ULTra: Unveiling Latent Token Interpretability in Transformer-Based Understanding and Segmentation

TL;DR

ULTra addresses the challenge of interpreting latent tokens in Transformer-based understanding and segmentation by introducing a framework that backpropagates a scalar function of a target latent token through attention to produce token-specific explanation maps defined as $\overline{S}_i^{(l)}= \mathbf{C}_{i}^{(1,l)} \cdot \cdots \cdot \mathbf{C}_{i}^{(l-1,l)}$ with $S_i^{(l)} = \overline{S}_i^{(l)}[i, 1: ]$. It enables unsupervised semantic segmentation using pre-trained ViTs without fine-tuning, and further improves performance with a lightweight self-consistency learnable transformation $\mathbf{W}$ via a dedicated loss $\mathcal{L}_{\text{sc}}$. The approach is validated across vision and language tasks, achieving state-of-the-art results on multiple segmentation benchmarks and demonstrating interpretability in LLM text summarization through token-contribution analysis and a Comprehensiveness metric. While offering broad, zero-shot applicability and architectural faithfulness, the work notes the computational cost of gradient-based explanations and points to future efficiency and scalability enhancements.

Abstract

Transformers have revolutionized Computer Vision (CV) through self-attention mechanisms. However, their complexity makes latent token representations difficult to interpret. We introduce ULTra, a framework for interpreting Transformer embeddings and uncovering meaningful semantic patterns within them. ULTra enables unsupervised semantic segmentation using pre-trained models without requiring fine-tuning. Additionally, we propose a self-supervised training approach that refines segmentation performance by learning an external transformation matrix without modifying the underlying model. Our method achieves state-of-the-art performance in unsupervised semantic segmentation, outperforming existing segmentation methods. Furthermore, we validate ULTra for model interpretation on both synthetic and real-world scenarios, including Object Selection and interpretable text summarization using LLMs, demonstrating its broad applicability in explaining the semantic structure of latent token representations.

Figures (23)

• Figure 1: The overall architecture of the ULTra framework.
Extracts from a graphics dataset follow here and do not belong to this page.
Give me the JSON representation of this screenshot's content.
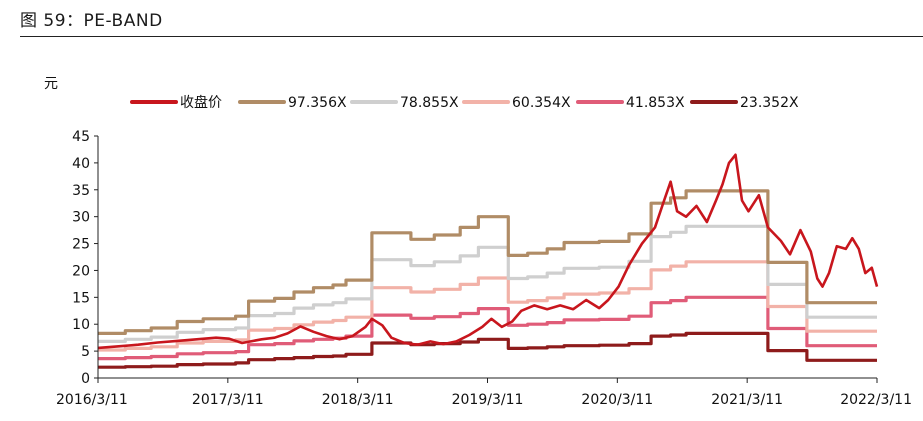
{
  "figure": {
    "title": "图 59：PE-BAND"
  },
  "chart_data": {
    "type": "line",
    "title": "图 59：PE-BAND",
    "ylabel": "元",
    "xlabel": "",
    "ylim": [
      0,
      45
    ],
    "yticks": [
      "0",
      "5",
      "10",
      "15",
      "20",
      "25",
      "30",
      "35",
      "40",
      "45"
    ],
    "xticks": [
      "2016/3/11",
      "2017/3/11",
      "2018/3/11",
      "2019/3/11",
      "2020/3/11",
      "2021/3/11",
      "2022/3/11"
    ],
    "xlim_years": [
      2016.19,
      2022.19
    ],
    "grid": false,
    "legend_position": "top",
    "series": [
      {
        "name": "收盘价",
        "color": "#c8161d",
        "points": [
          [
            2016.19,
            5.6
          ],
          [
            2016.35,
            5.9
          ],
          [
            2016.5,
            6.2
          ],
          [
            2016.65,
            6.6
          ],
          [
            2016.8,
            6.9
          ],
          [
            2016.95,
            7.2
          ],
          [
            2017.1,
            7.5
          ],
          [
            2017.2,
            7.3
          ],
          [
            2017.3,
            6.5
          ],
          [
            2017.45,
            7.2
          ],
          [
            2017.55,
            7.5
          ],
          [
            2017.65,
            8.3
          ],
          [
            2017.75,
            9.6
          ],
          [
            2017.85,
            8.6
          ],
          [
            2017.95,
            7.8
          ],
          [
            2018.05,
            7.2
          ],
          [
            2018.15,
            7.8
          ],
          [
            2018.25,
            9.5
          ],
          [
            2018.3,
            11.0
          ],
          [
            2018.38,
            9.8
          ],
          [
            2018.45,
            7.5
          ],
          [
            2018.55,
            6.5
          ],
          [
            2018.65,
            6.2
          ],
          [
            2018.75,
            6.8
          ],
          [
            2018.85,
            6.3
          ],
          [
            2018.95,
            6.8
          ],
          [
            2019.05,
            8.0
          ],
          [
            2019.15,
            9.5
          ],
          [
            2019.22,
            11.0
          ],
          [
            2019.3,
            9.5
          ],
          [
            2019.38,
            10.5
          ],
          [
            2019.45,
            12.5
          ],
          [
            2019.55,
            13.5
          ],
          [
            2019.65,
            12.8
          ],
          [
            2019.75,
            13.5
          ],
          [
            2019.85,
            12.8
          ],
          [
            2019.95,
            14.5
          ],
          [
            2020.05,
            13.0
          ],
          [
            2020.12,
            14.5
          ],
          [
            2020.2,
            17.0
          ],
          [
            2020.28,
            21.0
          ],
          [
            2020.38,
            25.0
          ],
          [
            2020.48,
            28.0
          ],
          [
            2020.55,
            33.0
          ],
          [
            2020.6,
            36.5
          ],
          [
            2020.65,
            31.0
          ],
          [
            2020.72,
            30.0
          ],
          [
            2020.8,
            32.0
          ],
          [
            2020.88,
            29.0
          ],
          [
            2020.95,
            33.0
          ],
          [
            2021.0,
            36.0
          ],
          [
            2021.05,
            40.0
          ],
          [
            2021.1,
            41.5
          ],
          [
            2021.15,
            33.0
          ],
          [
            2021.2,
            31.0
          ],
          [
            2021.28,
            34.0
          ],
          [
            2021.35,
            28.0
          ],
          [
            2021.45,
            25.5
          ],
          [
            2021.52,
            23.0
          ],
          [
            2021.6,
            27.5
          ],
          [
            2021.68,
            23.5
          ],
          [
            2021.73,
            18.5
          ],
          [
            2021.77,
            17.0
          ],
          [
            2021.82,
            19.5
          ],
          [
            2021.88,
            24.5
          ],
          [
            2021.95,
            24.0
          ],
          [
            2022.0,
            26.0
          ],
          [
            2022.05,
            24.0
          ],
          [
            2022.1,
            19.5
          ],
          [
            2022.15,
            20.5
          ],
          [
            2022.19,
            17.0
          ]
        ]
      },
      {
        "name": "97.356X",
        "color": "#b08c66",
        "steps": [
          [
            2016.19,
            8.3
          ],
          [
            2016.4,
            8.8
          ],
          [
            2016.6,
            9.3
          ],
          [
            2016.8,
            10.5
          ],
          [
            2017.0,
            11.0
          ],
          [
            2017.25,
            11.5
          ],
          [
            2017.35,
            14.3
          ],
          [
            2017.55,
            14.8
          ],
          [
            2017.7,
            16.0
          ],
          [
            2017.85,
            16.8
          ],
          [
            2018.0,
            17.3
          ],
          [
            2018.1,
            18.2
          ],
          [
            2018.3,
            27.0
          ],
          [
            2018.6,
            25.8
          ],
          [
            2018.78,
            26.6
          ],
          [
            2018.98,
            28.0
          ],
          [
            2019.12,
            30.0
          ],
          [
            2019.35,
            22.8
          ],
          [
            2019.5,
            23.2
          ],
          [
            2019.65,
            24.0
          ],
          [
            2019.78,
            25.2
          ],
          [
            2020.05,
            25.4
          ],
          [
            2020.28,
            26.8
          ],
          [
            2020.45,
            32.5
          ],
          [
            2020.6,
            33.5
          ],
          [
            2020.72,
            34.8
          ],
          [
            2021.35,
            21.5
          ],
          [
            2021.65,
            14.0
          ]
        ],
        "end": 2022.19
      },
      {
        "name": "78.855X",
        "color": "#cfcfcf",
        "steps": [
          [
            2016.19,
            6.8
          ],
          [
            2016.4,
            7.2
          ],
          [
            2016.6,
            7.6
          ],
          [
            2016.8,
            8.5
          ],
          [
            2017.0,
            9.0
          ],
          [
            2017.25,
            9.3
          ],
          [
            2017.35,
            11.6
          ],
          [
            2017.55,
            12.0
          ],
          [
            2017.7,
            13.0
          ],
          [
            2017.85,
            13.6
          ],
          [
            2018.0,
            14.0
          ],
          [
            2018.1,
            14.7
          ],
          [
            2018.3,
            22.0
          ],
          [
            2018.6,
            20.9
          ],
          [
            2018.78,
            21.6
          ],
          [
            2018.98,
            22.7
          ],
          [
            2019.12,
            24.3
          ],
          [
            2019.35,
            18.5
          ],
          [
            2019.5,
            18.8
          ],
          [
            2019.65,
            19.5
          ],
          [
            2019.78,
            20.4
          ],
          [
            2020.05,
            20.6
          ],
          [
            2020.28,
            21.7
          ],
          [
            2020.45,
            26.3
          ],
          [
            2020.6,
            27.1
          ],
          [
            2020.72,
            28.2
          ],
          [
            2021.35,
            17.4
          ],
          [
            2021.65,
            11.3
          ]
        ],
        "end": 2022.19
      },
      {
        "name": "60.354X",
        "color": "#f2b2a8",
        "steps": [
          [
            2016.19,
            5.2
          ],
          [
            2016.4,
            5.5
          ],
          [
            2016.6,
            5.8
          ],
          [
            2016.8,
            6.5
          ],
          [
            2017.0,
            6.8
          ],
          [
            2017.25,
            7.1
          ],
          [
            2017.35,
            8.9
          ],
          [
            2017.55,
            9.2
          ],
          [
            2017.7,
            9.9
          ],
          [
            2017.85,
            10.4
          ],
          [
            2018.0,
            10.7
          ],
          [
            2018.1,
            11.3
          ],
          [
            2018.3,
            16.8
          ],
          [
            2018.6,
            16.0
          ],
          [
            2018.78,
            16.5
          ],
          [
            2018.98,
            17.4
          ],
          [
            2019.12,
            18.6
          ],
          [
            2019.35,
            14.1
          ],
          [
            2019.5,
            14.4
          ],
          [
            2019.65,
            14.9
          ],
          [
            2019.78,
            15.6
          ],
          [
            2020.05,
            15.8
          ],
          [
            2020.28,
            16.6
          ],
          [
            2020.45,
            20.1
          ],
          [
            2020.6,
            20.8
          ],
          [
            2020.72,
            21.6
          ],
          [
            2021.35,
            13.3
          ],
          [
            2021.65,
            8.7
          ]
        ],
        "end": 2022.19
      },
      {
        "name": "41.853X",
        "color": "#e05c78",
        "steps": [
          [
            2016.19,
            3.6
          ],
          [
            2016.4,
            3.8
          ],
          [
            2016.6,
            4.0
          ],
          [
            2016.8,
            4.5
          ],
          [
            2017.0,
            4.7
          ],
          [
            2017.25,
            4.9
          ],
          [
            2017.35,
            6.2
          ],
          [
            2017.55,
            6.4
          ],
          [
            2017.7,
            6.9
          ],
          [
            2017.85,
            7.2
          ],
          [
            2018.0,
            7.4
          ],
          [
            2018.1,
            7.8
          ],
          [
            2018.3,
            11.7
          ],
          [
            2018.6,
            11.1
          ],
          [
            2018.78,
            11.4
          ],
          [
            2018.98,
            12.0
          ],
          [
            2019.12,
            12.9
          ],
          [
            2019.35,
            9.8
          ],
          [
            2019.5,
            10.0
          ],
          [
            2019.65,
            10.3
          ],
          [
            2019.78,
            10.8
          ],
          [
            2020.05,
            10.9
          ],
          [
            2020.28,
            11.5
          ],
          [
            2020.45,
            14.0
          ],
          [
            2020.6,
            14.4
          ],
          [
            2020.72,
            15.0
          ],
          [
            2021.35,
            9.2
          ],
          [
            2021.65,
            6.0
          ]
        ],
        "end": 2022.19
      },
      {
        "name": "23.352X",
        "color": "#8e1b1b",
        "steps": [
          [
            2016.19,
            2.0
          ],
          [
            2016.4,
            2.1
          ],
          [
            2016.6,
            2.2
          ],
          [
            2016.8,
            2.5
          ],
          [
            2017.0,
            2.6
          ],
          [
            2017.25,
            2.8
          ],
          [
            2017.35,
            3.4
          ],
          [
            2017.55,
            3.6
          ],
          [
            2017.7,
            3.8
          ],
          [
            2017.85,
            4.0
          ],
          [
            2018.0,
            4.1
          ],
          [
            2018.1,
            4.4
          ],
          [
            2018.3,
            6.5
          ],
          [
            2018.6,
            6.2
          ],
          [
            2018.78,
            6.4
          ],
          [
            2018.98,
            6.7
          ],
          [
            2019.12,
            7.2
          ],
          [
            2019.35,
            5.5
          ],
          [
            2019.5,
            5.6
          ],
          [
            2019.65,
            5.8
          ],
          [
            2019.78,
            6.0
          ],
          [
            2020.05,
            6.1
          ],
          [
            2020.28,
            6.4
          ],
          [
            2020.45,
            7.8
          ],
          [
            2020.6,
            8.0
          ],
          [
            2020.72,
            8.3
          ],
          [
            2021.35,
            5.1
          ],
          [
            2021.65,
            3.3
          ]
        ],
        "end": 2022.19
      }
    ]
  }
}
The framework consists of a forward path, where the input data $\mathbf{x}$ is fed into the model, and a backward path, starting from the target layer $l$, where we compute the gradient of a scalar function of the $i$-th latent token, $f({\mathbf{z}_i^{(l)}})$, with respect to the attention probability matrix of the middle layer $b$. Next, we compute the corresponding contribution map $\mathbf{C}_{i}^{(b,l)}$ for all middle layers. Finally, we construct the explanation map $\overline{S}_{i}^{(l)}$, select its $i$-th row, and transform it to the input size. As an example, on the left, we observe that the token corresponding to the middle window assigns considerable attention to the left window, suggesting an underlying semantic understanding.
• Figure 2: An example of token interpretation by our model and its predicted binary mask. (a) Original image. (b) Overlay of $\tilde{S}_i^{(13)}$ on the original image for different $i$, where the location of the $i$-th token is indicated by the purple square. (c) The binary mask $M_i^{(13)}$ for each corresponding explanation map in (b). We can generally observe that tokens clearly separate semantic entities, attending to the dog, the cat, the background, or even fine-grained attributes like the cat’s or dog's head.
• Figure 3: ULTra segmentation results on sample images. The top row displays the original images, the middle row shows true annotations, and the bottom row presents our model’s predictions.
• Figure 4: Two examples illustrating the model’s decision-making across layers. Columns correspond to progressively deeper layers. The first row for each image shows the CLS token, while the subsequent rows show three selected tokens (highlighted by red squares). Deeper layers capture richer semantics: in Example 1, elephant, zebra, and background tokens become increasingly distinct as we go through layers. The CLS token represents both animals but does not differentiate background types (sky, ground, or water), whereas token-level representations do. In Example 2, which contains multiple animals, the CLS token captures only the tiger and part of the elephant, while other tokens represent additional objects. Interestingly, the model confuses the parrot with part of the rainbow due to similar colors.
• Figure 6: Visualization of Token Contribution Scores ($\lambda_i^{(l)}$) highlighting the relevance of context tokens in interpreting the summary. Each token is colored proportionally to its $\lambda_i^{(l)}$ value. These visualizations demonstrate the model's ability to identify key semantic elements in the context for generating relevant summaries. Further analysis and examples are provided in Appendix \ref{['sec:text_s']}.